Je ne pense pas que nous pourrions  un jour parler d’un  « esprit  islamique modéré »  avant que le courant islamiste ne subisse un  choc immense - comparable à celui enduré par l’église chrétienne en  Europe au  cours des siècles postérieures à la Renaissance  qui  ont connu  les efforts déployés par les représentants du  siècle des Lumières en  vue de propager les valeurs de la glorieuse civilisation  humaine  qui ont rayonné  à  travers le monde  après avoir  bâillonné les intellectuels au  bagage cognitif  déstabilisé et banni         leur  orientation des sociétés. Un  tel  esprit ne peut jamais avoir  raison tant  qu’il  est lacunaire  et  unidimensionnel et ne peut  jamais affronter  la réalité  multidimensionnelle  dont les problèmes et les dilemmes  exigent des cadres humains d’un  savoir équilibré, multidisciplinaire,  capable de traiter  avec toutes les réalités du  monde contemporain et de prendre de l’élan en  partant des sciences appliquées et  sociales les plus sophistiquées.

L’histoire européenne  nous apprend  que c’est à l’instant  même que les gens à  esprit unidimensionnel  ont été banni  de la gestion des sociétés que l’esprit  créatif  a fait ses bonds spectaculaires  pour présenter à l’humanité  entière, en uniquement quatre siècles, des exploits scientifiques,  du  progrès et une amélioration de la qualité  de  la vie  humaine qui  dépassent  de loin ses réalisations   mises au jour  au  cours des siècles antérieures.
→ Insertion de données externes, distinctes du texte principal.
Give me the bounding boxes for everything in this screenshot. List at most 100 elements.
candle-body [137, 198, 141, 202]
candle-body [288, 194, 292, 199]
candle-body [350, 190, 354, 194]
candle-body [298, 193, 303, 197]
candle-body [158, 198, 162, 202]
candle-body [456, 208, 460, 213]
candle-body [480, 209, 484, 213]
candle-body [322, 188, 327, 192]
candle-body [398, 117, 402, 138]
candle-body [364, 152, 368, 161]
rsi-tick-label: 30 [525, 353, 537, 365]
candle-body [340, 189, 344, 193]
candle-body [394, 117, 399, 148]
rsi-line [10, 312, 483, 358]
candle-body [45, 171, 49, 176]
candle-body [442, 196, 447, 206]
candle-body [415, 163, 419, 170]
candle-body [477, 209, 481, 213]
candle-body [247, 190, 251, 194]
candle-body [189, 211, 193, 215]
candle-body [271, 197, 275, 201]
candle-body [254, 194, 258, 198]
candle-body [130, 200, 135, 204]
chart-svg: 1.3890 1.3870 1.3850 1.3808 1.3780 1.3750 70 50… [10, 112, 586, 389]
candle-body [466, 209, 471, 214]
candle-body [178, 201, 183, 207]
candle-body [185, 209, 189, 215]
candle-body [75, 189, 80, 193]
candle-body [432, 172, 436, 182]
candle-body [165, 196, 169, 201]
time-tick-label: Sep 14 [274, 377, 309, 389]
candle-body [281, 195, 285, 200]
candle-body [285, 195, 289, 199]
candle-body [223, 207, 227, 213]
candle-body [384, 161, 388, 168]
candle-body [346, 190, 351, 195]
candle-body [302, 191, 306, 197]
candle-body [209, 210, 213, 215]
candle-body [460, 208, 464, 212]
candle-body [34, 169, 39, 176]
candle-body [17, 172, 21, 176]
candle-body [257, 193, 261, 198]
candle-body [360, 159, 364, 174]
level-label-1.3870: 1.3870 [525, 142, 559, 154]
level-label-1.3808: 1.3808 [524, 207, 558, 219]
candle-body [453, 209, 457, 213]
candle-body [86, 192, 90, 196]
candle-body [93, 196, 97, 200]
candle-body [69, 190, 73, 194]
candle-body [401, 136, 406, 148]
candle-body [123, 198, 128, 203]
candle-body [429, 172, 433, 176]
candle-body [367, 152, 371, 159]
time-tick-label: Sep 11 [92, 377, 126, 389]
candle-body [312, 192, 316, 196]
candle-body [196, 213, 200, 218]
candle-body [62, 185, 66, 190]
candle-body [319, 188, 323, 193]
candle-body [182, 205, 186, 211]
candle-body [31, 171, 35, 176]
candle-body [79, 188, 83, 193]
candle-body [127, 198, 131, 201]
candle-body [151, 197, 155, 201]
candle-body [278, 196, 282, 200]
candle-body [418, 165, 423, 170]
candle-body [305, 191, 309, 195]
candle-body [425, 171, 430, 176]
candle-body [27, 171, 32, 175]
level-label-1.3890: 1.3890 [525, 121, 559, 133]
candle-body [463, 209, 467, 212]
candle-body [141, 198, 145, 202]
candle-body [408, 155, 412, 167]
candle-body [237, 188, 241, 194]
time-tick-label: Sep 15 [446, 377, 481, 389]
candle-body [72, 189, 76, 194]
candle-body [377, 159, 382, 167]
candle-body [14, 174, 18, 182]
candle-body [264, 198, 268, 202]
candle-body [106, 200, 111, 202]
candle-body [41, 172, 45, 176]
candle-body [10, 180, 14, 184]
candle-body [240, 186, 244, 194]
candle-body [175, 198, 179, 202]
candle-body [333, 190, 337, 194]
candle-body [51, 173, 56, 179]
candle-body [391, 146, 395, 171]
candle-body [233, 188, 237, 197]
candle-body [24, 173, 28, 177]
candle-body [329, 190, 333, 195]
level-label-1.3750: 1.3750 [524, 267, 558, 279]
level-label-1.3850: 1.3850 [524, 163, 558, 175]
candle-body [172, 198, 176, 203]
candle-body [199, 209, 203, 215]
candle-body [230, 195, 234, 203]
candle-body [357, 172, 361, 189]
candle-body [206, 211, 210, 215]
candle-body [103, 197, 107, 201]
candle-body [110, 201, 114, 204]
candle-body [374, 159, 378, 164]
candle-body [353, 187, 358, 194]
L’esprit  unidimensionnel  ne peut guère  ouvrir  la voie à la créativité  dans tous les domaines  parce qu’il  est arriéré et préoccupé,  en  permanence, par  des questions dénotant la dégénérescence  mentale.

Je me souviens à  cet effet des paroles réitérées par le grand  prédicateur  égyptien qui martelait ses mots en disant: « Je  n’ai lu au  cours des quarante dernières années que le livre d’Allah. » A  vrai dire,  je ne sais pas si ce souvenir est  une  anecdote drôle  ou  triste mais elle servira de  conclusion à mon  article.